If it is unconstitutional then why not mount an unconstitutional challenge. The payment of a bonus is a privilege of management. It is a discretion of management and cannot be used to supersede the payment of any benefit.
In other words, only if some other benefit is forgone can any union question the payment of the bonus but it is not the bonus per se in this instance that would be the issue. It would be the non- payment of the benefit.
The sugar workers are asking for the bonus. They have a right to ask because this is the first time that a bonus is being paid and they are keen to ensure that they are not excluded from the precedent that is being set. Of course, the government does not have to pay a bonus next year. This can be a one-time bonus.

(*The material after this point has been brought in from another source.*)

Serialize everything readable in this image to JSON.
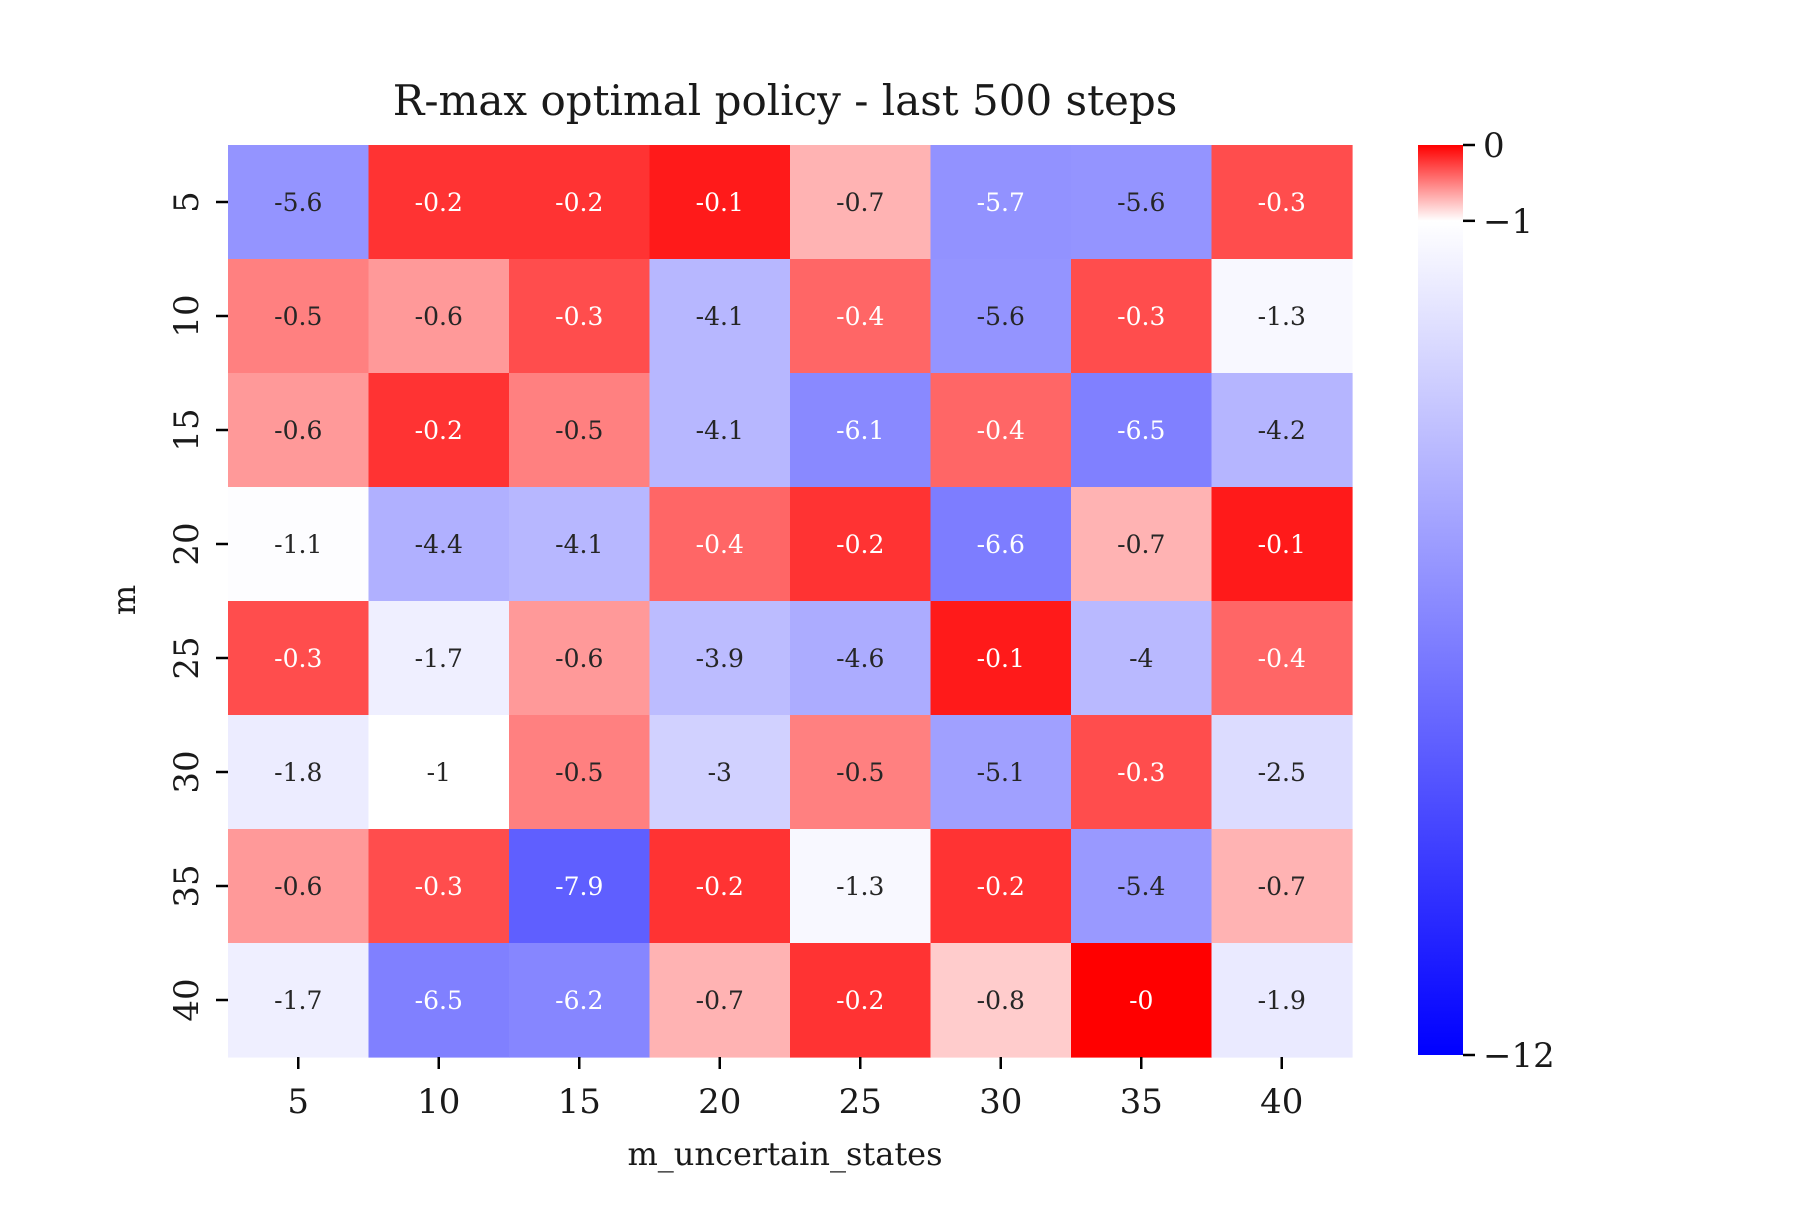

The workers at the Guyana Chronicle are asking for them to be included in the bonus. They cannot be because like the sugar workers they are part of a public corporation and are not bona fide public servants.
Neither are members of the army and the police which the PPP gave, each year, a one-month salary. This is another kettle of fish. This can be considered a 13th month salary. It may or may not be a bonus depending on whether it has become a convention. The soldiers and police got a $50,000 this year instead of a one month salary. They may have been hoping for both but this would have been unreasonable.
The history of PNC rule – and make no mistake about it, it is the PNC that is running things in Guyana – is that no bonus is usually paid. This year was an exception because the government is still smarting from the controversy that has erupted over the payment of increases to Ministers and parliamentarians. As such, they are trying to appease workers by paying a $50,000 to each public servant.
They should not have bothered. They will have many discontented workers breathing down their necks, including sugar workers and employees of public corporations whose Christmas looks bleak.